Thin Ethernet, popularly known as cheapernet or thinnet, is among the family of Ethernet standards that uses thinner coaxial cable as a transmission media. It is technically known as 10-BASE-2. Here, 10 is the maximum throughput, i.e. 10 Mbps, BASE denoted use of baseband transmission, and 2 refers to the maximum segment length of about 200 metres (precisely 185 metres).
This type of cabling allows a maximum of 30 stations to be connected to it by BNC connectors with 50 centimetres minimum gap between subsequent stations.

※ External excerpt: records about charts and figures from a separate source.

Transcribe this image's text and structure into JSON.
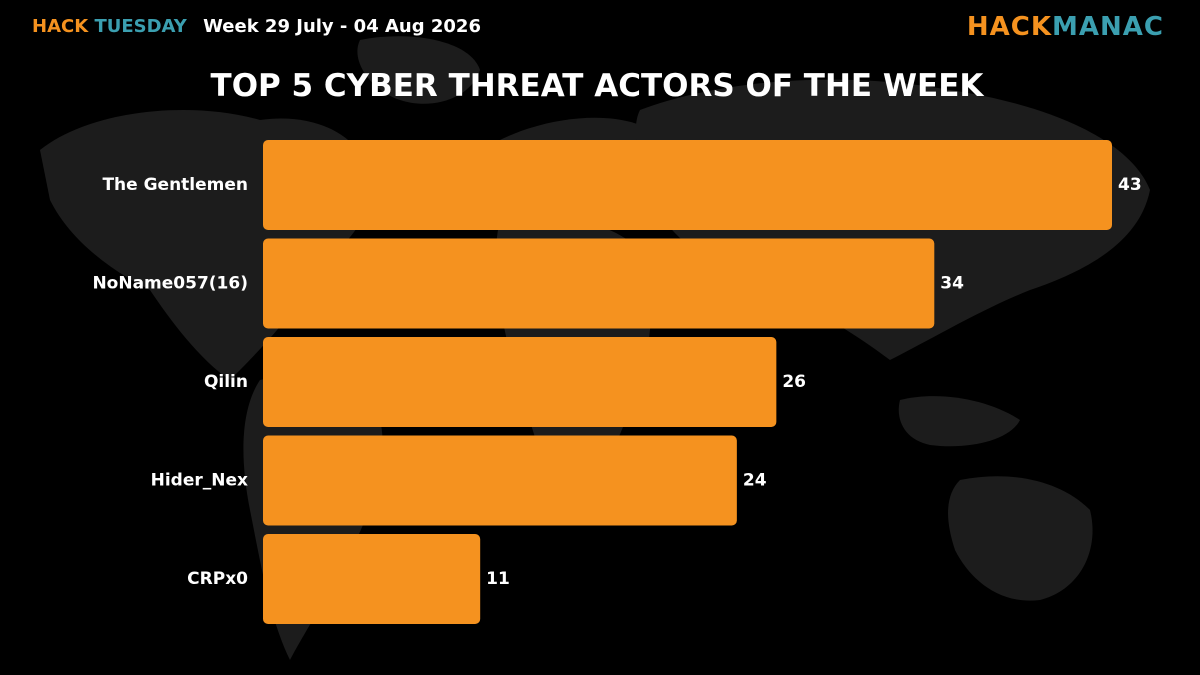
{
  "header": {
    "hack": "HACK",
    "tuesday": "TUESDAY",
    "week": "Week 29 July - 04 Aug 2026"
  },
  "logo": {
    "part1": "HACK",
    "part2": "MANAC"
  },
  "colors": {
    "bar": "#f5921f",
    "accent_orange": "#f5921f",
    "accent_teal": "#3b9fb0",
    "background": "#000000",
    "text": "#ffffff"
  },
  "chart_data": {
    "type": "bar",
    "orientation": "horizontal",
    "title": "TOP 5 CYBER THREAT ACTORS OF THE WEEK",
    "categories": [
      "The Gentlemen",
      "NoName057(16)",
      "Qilin",
      "Hider_Nex",
      "CRPx0"
    ],
    "values": [
      43,
      34,
      26,
      24,
      11
    ],
    "xlim": [
      0,
      43
    ],
    "grid": false,
    "legend": "none"
  }
}
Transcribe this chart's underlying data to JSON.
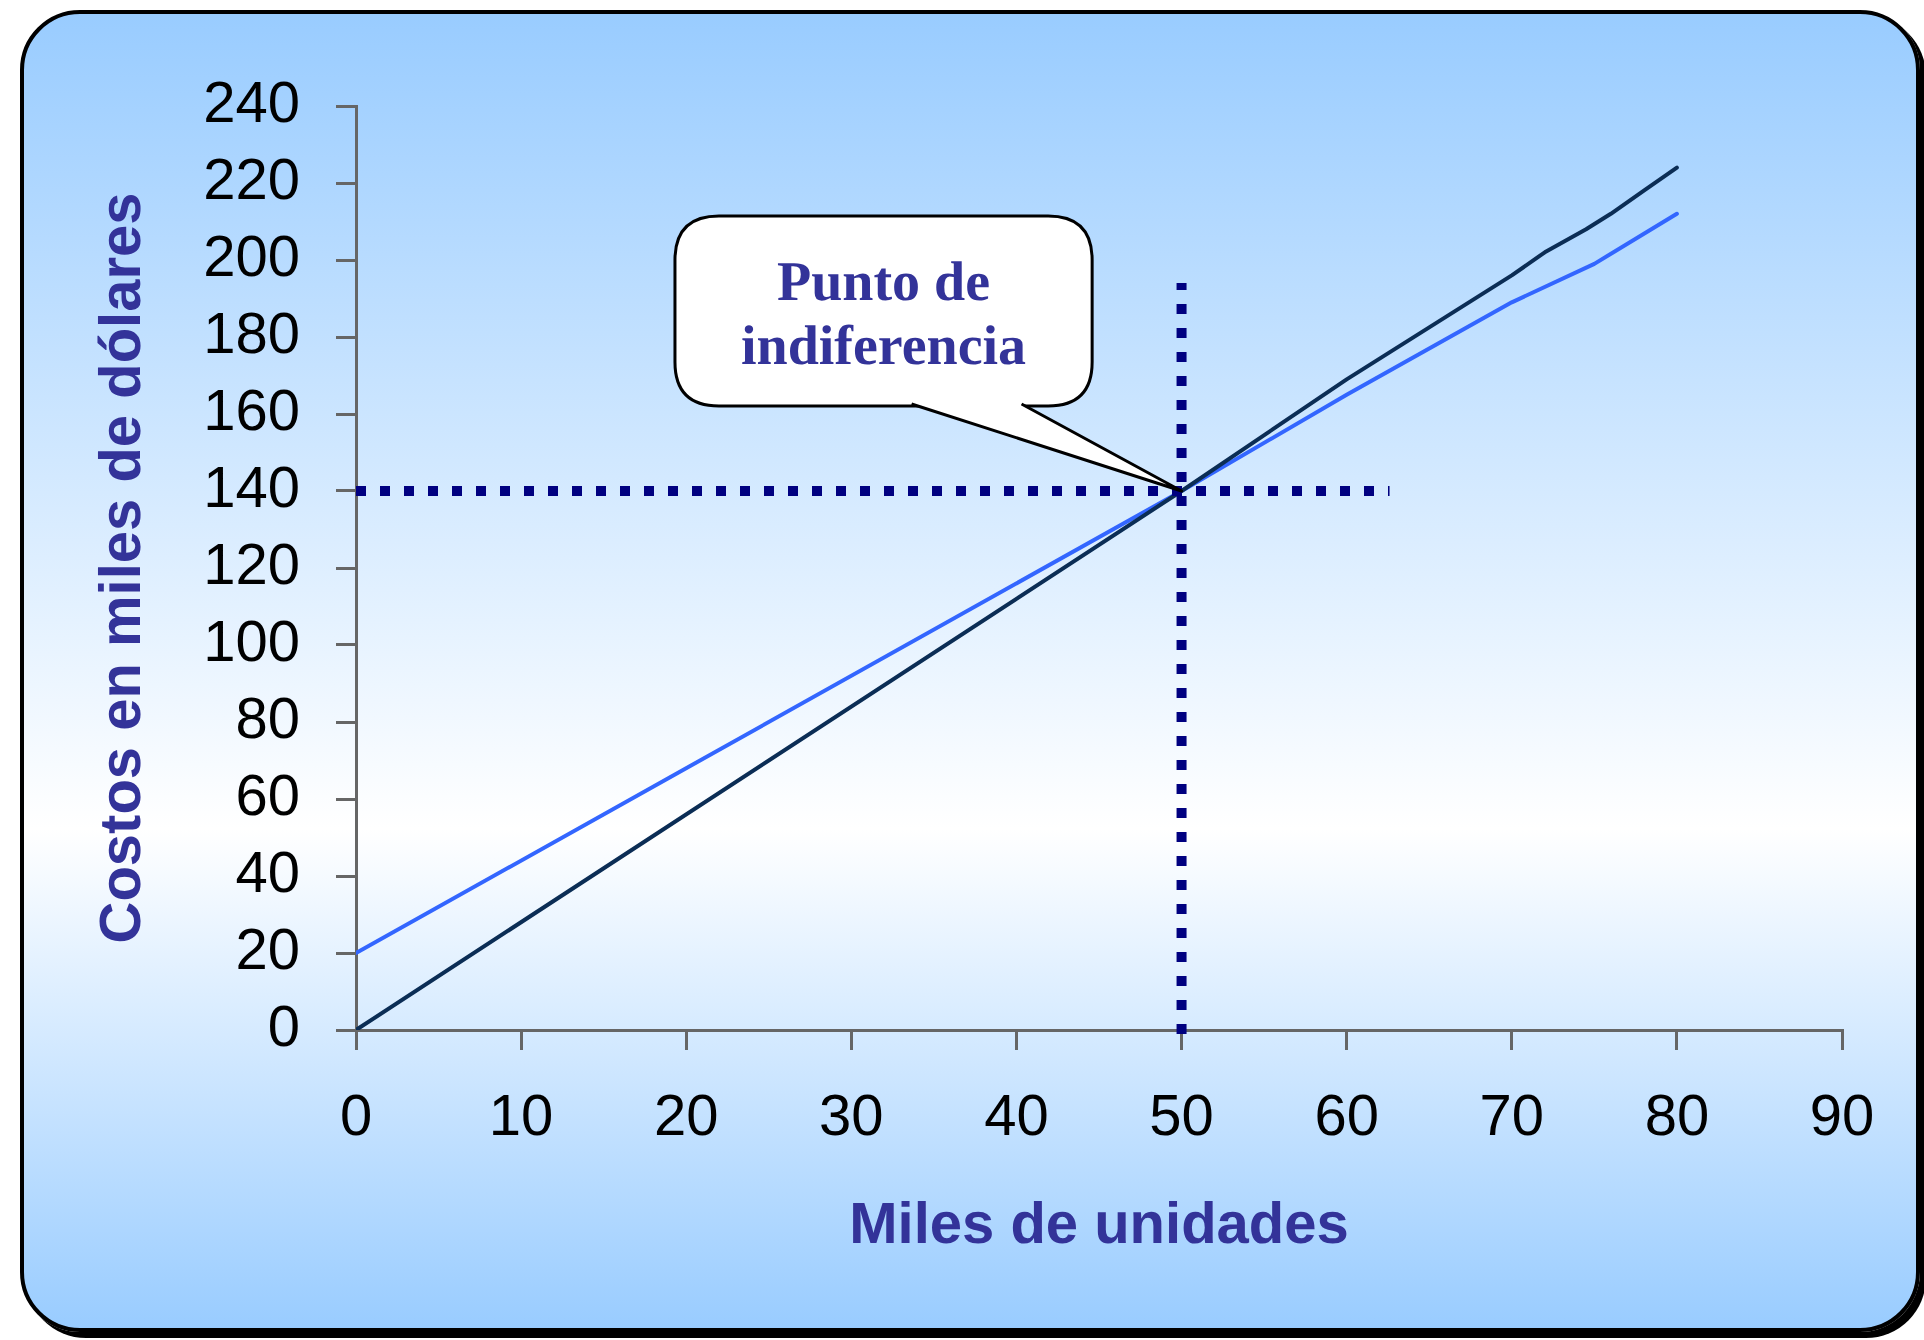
{
  "chart_data": {
    "type": "line",
    "xlabel": "Miles de unidades",
    "ylabel": "Costos en miles de dólares",
    "xlim": [
      0,
      90
    ],
    "xticks": [
      0,
      10,
      20,
      30,
      40,
      50,
      60,
      70,
      80,
      90
    ],
    "ylim": [
      0,
      240
    ],
    "yticks": [
      0,
      20,
      40,
      60,
      80,
      100,
      120,
      140,
      160,
      180,
      200,
      220,
      240
    ],
    "series": [
      {
        "color": "#0b2d55",
        "x": [
          0,
          50,
          60,
          70,
          72,
          74.5,
          76,
          78,
          80
        ],
        "values": [
          0,
          140,
          169,
          196,
          202,
          208,
          212,
          218,
          224
        ]
      },
      {
        "color": "#3366ff",
        "x": [
          0,
          50,
          60,
          70,
          75,
          80
        ],
        "values": [
          20,
          140,
          165,
          189,
          199,
          212
        ]
      }
    ],
    "ref_lines": [
      {
        "axis": "x",
        "value": 50,
        "color": "#000080",
        "line_style": "dotted"
      },
      {
        "axis": "y",
        "value": 140,
        "color": "#000080",
        "line_style": "dotted"
      }
    ],
    "annotations": [
      {
        "text": "Punto de\nindiferencia",
        "x": 50,
        "y": 140
      }
    ]
  }
}
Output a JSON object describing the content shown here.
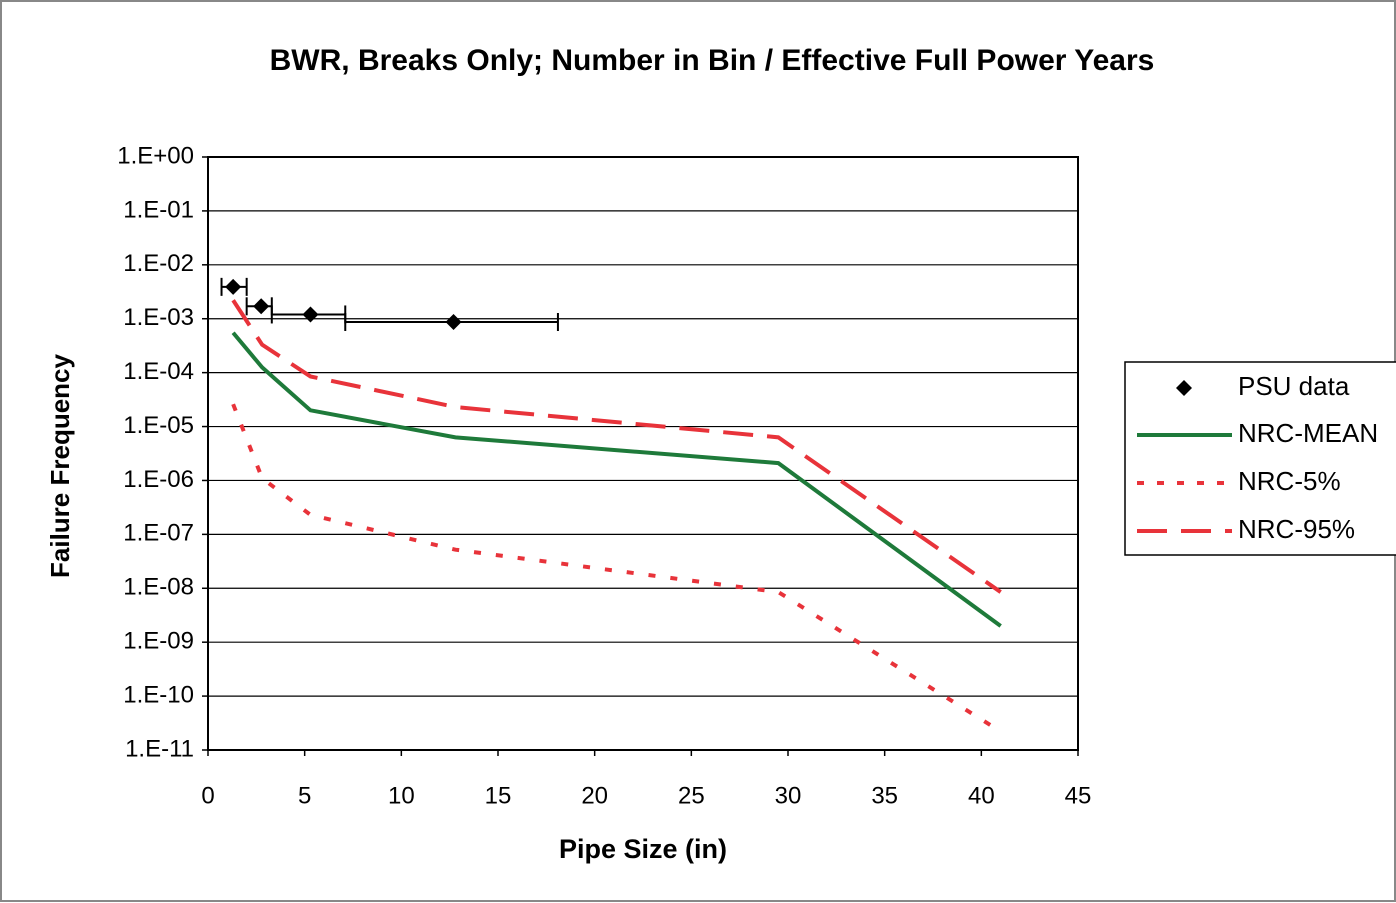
{
  "chart_data": {
    "type": "line",
    "title": "BWR, Breaks Only; Number in Bin / Effective Full Power Years",
    "xlabel": "Pipe Size (in)",
    "ylabel": "Failure Frequency",
    "xlim": [
      0,
      45
    ],
    "xticks": [
      0,
      5,
      10,
      15,
      20,
      25,
      30,
      35,
      40,
      45
    ],
    "ylim": [
      1e-11,
      1
    ],
    "yscale": "log",
    "yticks": [
      {
        "value": 1,
        "label": "1.E+00"
      },
      {
        "value": 0.1,
        "label": "1.E-01"
      },
      {
        "value": 0.01,
        "label": "1.E-02"
      },
      {
        "value": 0.001,
        "label": "1.E-03"
      },
      {
        "value": 0.0001,
        "label": "1.E-04"
      },
      {
        "value": 1e-05,
        "label": "1.E-05"
      },
      {
        "value": 1e-06,
        "label": "1.E-06"
      },
      {
        "value": 1e-07,
        "label": "1.E-07"
      },
      {
        "value": 1e-08,
        "label": "1.E-08"
      },
      {
        "value": 1e-09,
        "label": "1.E-09"
      },
      {
        "value": 1e-10,
        "label": "1.E-10"
      },
      {
        "value": 1e-11,
        "label": "1.E-11"
      }
    ],
    "grid": true,
    "legend": "right",
    "series": [
      {
        "name": "PSU data",
        "style": "scatter",
        "color": "#000000",
        "x": [
          1.3,
          2.75,
          5.3,
          12.7
        ],
        "values": [
          0.0039,
          0.0017,
          0.0012,
          0.00087
        ],
        "xlow": [
          0.7,
          2.0,
          3.3,
          7.1
        ],
        "xhigh": [
          2.0,
          3.3,
          7.1,
          18.1
        ]
      },
      {
        "name": "NRC-MEAN",
        "style": "solid",
        "color": "#1e7a3a",
        "x": [
          1.3,
          2.8,
          5.3,
          12.8,
          29.5,
          41
        ],
        "values": [
          0.00055,
          0.000125,
          2e-05,
          6.3e-06,
          2.1e-06,
          2e-09
        ]
      },
      {
        "name": "NRC-5%",
        "style": "dotted",
        "color": "#e8333a",
        "x": [
          1.3,
          2.8,
          5.3,
          12.8,
          29.5,
          41
        ],
        "values": [
          2.6e-05,
          1.1e-06,
          2.3e-07,
          5.2e-08,
          8.5e-09,
          2.2e-11
        ]
      },
      {
        "name": "NRC-95%",
        "style": "dashed",
        "color": "#e8333a",
        "x": [
          1.3,
          2.8,
          5.3,
          12.8,
          29.5,
          41
        ],
        "values": [
          0.0022,
          0.00033,
          8.5e-05,
          2.3e-05,
          6.3e-06,
          8.5e-09
        ]
      }
    ]
  }
}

The salient features of 10-BASE-2 Ethernet cabling are −
10-BASE-2 use RG-58 A/U coaxial cable. It is thinner, more flexible, more economic and easier to install than the coaxial cable used in thick Ethernet.
The cable has 10 Mbps transmission speed.
The maximum segment length is 185 m and the minimum gap between stations is 50 cm.
The maximum number of stations that can be connected is restricted to 30.
Thinnet uses Manchester coding. A low-to-high transition in the middle of the bit period is encoded as binary 0 while a high-to-low transition in the middle of the bit period is encoded as binary 1.
It uses BNC T-connector for connecting with the stations network interface card (NIC) and also for joining cables.
The thin coaxial cable is terminated by a 50 ohm resistor at both the ends.